The war involves Wealthfront, which recently slashed its minimum
investment from $5,000 to $500, and Betterment, which never had a
minimum. Wealthfront’s CEO, Adam Nash,
attacked
Betterment for charging a $3 monthly fee on accounts that
don’t automatically invest at least $100 a month or have a minimum
$10,000 balance. “It’s really disappointing that Betterment has
decided to build their business preying on those who can least afford
it,” Nash wrote.
Betterment CEO Jon Stein
responded, point
by point, knocking down Nash’s criticisms, and noting that
the average net worth of customers paying the $3 monthly fee is
$110,000, making the fee equivalent to 0.03% of assets rather than the
double-digit examples that Nash citied. (Nash cited 36% for an account
of $100 and 14.4% for one worth $250.)
What’s really happening here is more intense competition between robo-advisors
themselves and between robos and the big legacy financial firms that
have entered the business.
The robo-advisor space is “getting crowded,” and the market share race
between Wealthfront and Betterment is “neck in neck,” says Sophie
Schmitt, senior analyst at Aite Group, a research and consulting
company that focuses on wealth management.
Wealthfront has $2.51 billion in assets and 35,499 accounts, according
to its latest Form ADV filing with the Securities and Exchange
Commission dated June 24. Betterment has $2.3 billion in assets among
112,345 accounts as of April 21, 2015. Betterment clearly has smaller
accounts than Wealthfront does.
But more important than this competition between these two big
pure-play robo-advisors is the competition between relatively young,
Web-based players and firms like Schwab and Vanguard who have
“tremendous marketing muscle,” says Schmitt.
And the hottest area, says Schmitt, is neither. It’s the growth of
digital-enabling technologies for traditional advisors, who are
partnering with companies like Envestnet, Pershing and Marstone.

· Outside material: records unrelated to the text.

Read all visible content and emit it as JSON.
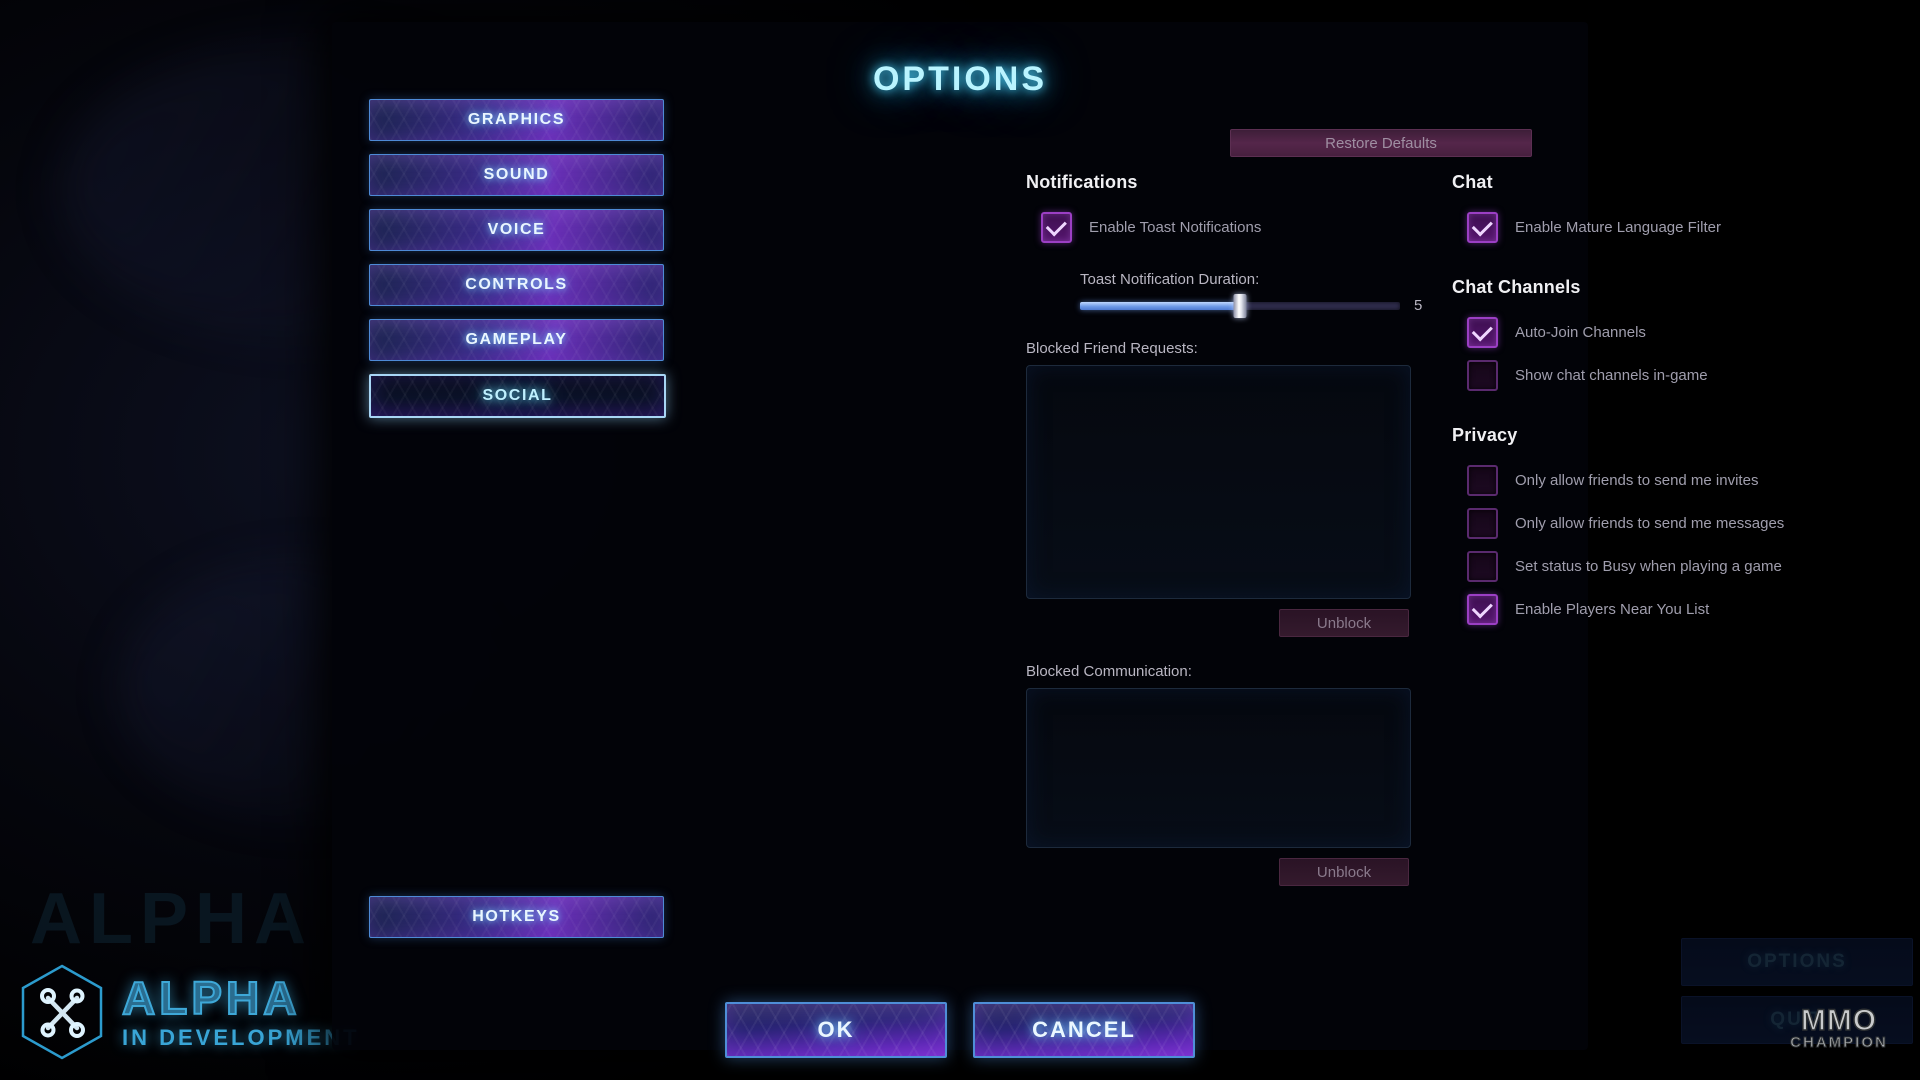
{
  "background": {
    "menu_buttons": [
      {
        "label": "OPTIONS"
      },
      {
        "label": "QUIT"
      }
    ],
    "watermark": {
      "ghost_title": "ALPHA",
      "title": "ALPHA",
      "subtitle": "IN DEVELOPMENT",
      "icon": "crossed-tools-hexagon-icon"
    },
    "site_logo": {
      "line1": "MMO",
      "line2": "CHAMPION"
    }
  },
  "dialog": {
    "title": "OPTIONS",
    "restore_defaults_label": "Restore Defaults",
    "tabs": [
      {
        "label": "GRAPHICS",
        "selected": false
      },
      {
        "label": "SOUND",
        "selected": false
      },
      {
        "label": "VOICE",
        "selected": false
      },
      {
        "label": "CONTROLS",
        "selected": false
      },
      {
        "label": "GAMEPLAY",
        "selected": false
      },
      {
        "label": "SOCIAL",
        "selected": true
      }
    ],
    "hotkeys_label": "HOTKEYS",
    "notifications": {
      "heading": "Notifications",
      "enable_toast": {
        "label": "Enable Toast Notifications",
        "checked": true
      },
      "duration": {
        "label": "Toast Notification Duration:",
        "value": "5",
        "percent": 50,
        "min": 0,
        "max": 10
      },
      "blocked_friend_requests": {
        "label": "Blocked Friend Requests:",
        "items": [],
        "unblock_label": "Unblock"
      },
      "blocked_communication": {
        "label": "Blocked Communication:",
        "items": [],
        "unblock_label": "Unblock"
      }
    },
    "chat": {
      "heading": "Chat",
      "options": [
        {
          "label": "Enable Mature Language Filter",
          "checked": true
        }
      ]
    },
    "chat_channels": {
      "heading": "Chat Channels",
      "options": [
        {
          "label": "Auto-Join Channels",
          "checked": true
        },
        {
          "label": "Show chat channels in-game",
          "checked": false
        }
      ]
    },
    "privacy": {
      "heading": "Privacy",
      "options": [
        {
          "label": "Only allow friends to send me invites",
          "checked": false
        },
        {
          "label": "Only allow friends to send me messages",
          "checked": false
        },
        {
          "label": "Set status to Busy when playing a game",
          "checked": false
        },
        {
          "label": "Enable Players Near You List",
          "checked": true
        }
      ]
    },
    "footer": {
      "ok_label": "OK",
      "cancel_label": "CANCEL"
    }
  },
  "colors": {
    "title_cyan": "#b9f4ff",
    "accent_purple": "#6b2fb8",
    "border_blue": "#4e8ad6",
    "checkbox_on": "#9b3fc4",
    "restore_magenta": "#55264a",
    "alpha_teal": "#39a5d6"
  }
}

“Firms and advisors are looking to upgrade, to automate their accounts
… and are looking at having a robo-advisor of their own,” says
Schmitt.
That’s where the real competition is for Wealthfront, says Michael
Kitces, director of research for the Pinnacle Advisory Group and a
regular commentator about the financial advisory industry. It's not
with Betterment but with “the other 99.9% of industry assets that
aren’t managed by ANY robo-advisor.” Kitces says it’s ironic that
Wealthfront would challenge Betterment on pricing for small accounts
when Wealthfront had the higher minimums previously and still charges
more on large accounts. On accounts larger than $100,000 in assets,
Betterment charges 0.15% while Wealthfront charges 0.25%.